On Sunday, March 5, 2017 at 9:14:20 PM UTC-6, Jesse Livezey wrote:
>
> The gradient of T.eq will be zero (almost) everywhere and you're using it 
> to compute num_win and num_lose.
>
> On Sunday, March 5, 2017 at 2:42:14 PM UTC-8, 
> [email protected] wrote:
>>
>> Also, the return values of this loss function are small compared to 
>> cross-entropy, some sample values after random initialization were around 
>> +/- 0.01. There is a LSTM layer and the input sequences are thousands of 
>> elements long, so I suspected vanishing gradients. However, I'm printing 
>> out the min, max, and mean of the gradients w.r.t each parameter, and they 
>> are all exactly equal to 0, which seems to indicate a different problem.
>>
>> On Sunday, March 5, 2017 at 3:59:42 PM UTC-6, 
>> [email protected] wrote:
>>>
>>> I have defined a custom loss function, and despite the loss function 
>>> returning correct values given the inputs, the gradients are all always 0 
>>> w.r.t each of my parameters. I am not suppressing any theano errors 
>>> including the disconnected input error, so I can't explain what is causing 
>>> this. I have copied the loss function below; in words, I first convert a 3 
>>> class softmax output into a one hot representation, then I compare a subset 
>>> of it to the response and compute a quantity of interest. More generally, I 
>>> was under the impression that if one could express a function using theano 
>>> ops, it could be used as a loss function. Is this not the case?
>>>
>>> def calc_one_hot_loss(pred, y, mask):
>>>     mask_flat = T.flatten(mask)
>>>     length = T.sum(mask_flat, dtype='int32')

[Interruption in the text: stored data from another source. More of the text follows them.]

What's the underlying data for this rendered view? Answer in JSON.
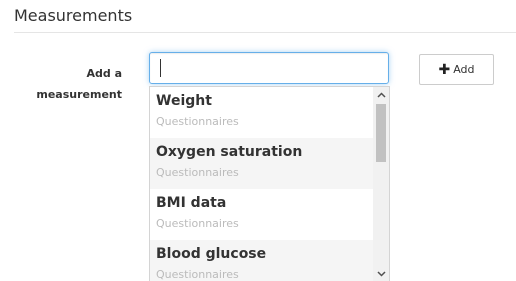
{
  "section": {
    "title": "Measurements"
  },
  "form": {
    "label_line1": "Add a",
    "label_line2": "measurement",
    "input_value": "",
    "add_button_label": "Add",
    "add_button_icon": "plus-icon"
  },
  "dropdown": {
    "items": [
      {
        "name": "Weight",
        "category": "Questionnaires"
      },
      {
        "name": "Oxygen saturation",
        "category": "Questionnaires"
      },
      {
        "name": "BMI data",
        "category": "Questionnaires"
      },
      {
        "name": "Blood glucose",
        "category": "Questionnaires"
      }
    ],
    "scroll_up_icon": "chevron-up-icon",
    "scroll_down_icon": "chevron-down-icon"
  },
  "colors": {
    "input_focus_border": "#66afe9",
    "alt_row_background": "#f5f5f5",
    "category_text": "#bbbbbb"
  }
}
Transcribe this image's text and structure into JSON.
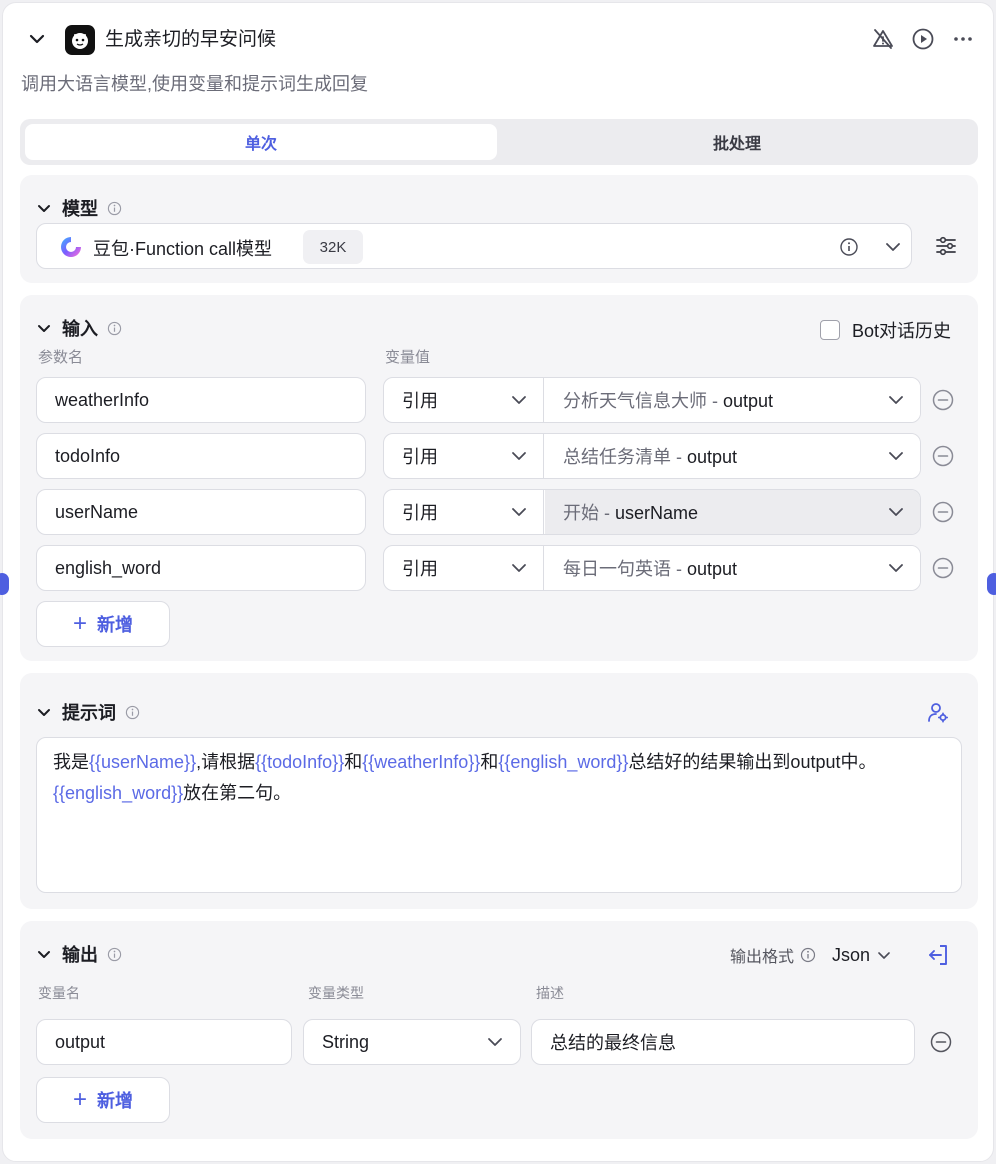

>>>     pred_unmasked = pred[mask_flat.nonzero()]
>>>     max_indices = T.argmax(pred_unmasked, axis=1)
>>>     pred_zero = T.set_subtensor(pred_unmasked[:], 0)
>>>     pred_one_hot = T.set_subtensor(pred_zero[T.arange(length), 
>>> max_indices], 1)
>>>     y_unmasked = y[mask_flat.nonzero()]
>>>     unchanged_col = pred_one_hot[:, preprocess.unchanged_index]
>>>     pred_up = T.flatten(pred_one_hot[T.eq(unchanged_col, 0).nonzero(), 
>>> preprocess.up_index])
>>>     pred_down = T.flatten(pred_one_hot[T.eq(unchanged_col, 0).nonzero(), 
>>> preprocess.down_index])
>>>     y_up = T.flatten(y_unmasked[T.eq(unchanged_col, 0).nonzero(), 
>>> preprocess.up_index])
>>>     y_down = T.flatten(y_unmasked[T.eq(unchanged_col, 0).nonzero(), 
>>> preprocess.down_index])
>>>     diff_up = T.abs_(pred_up - y_up)
>>>     diff_down = T.abs_(pred_down - y_down)
>>>     diff_sum = diff_up + diff_down
>>>     num_win = T.sum(T.eq(diff_sum, 0))
>>>     num_lose = T.sum(T.eq(diff_sum, 2))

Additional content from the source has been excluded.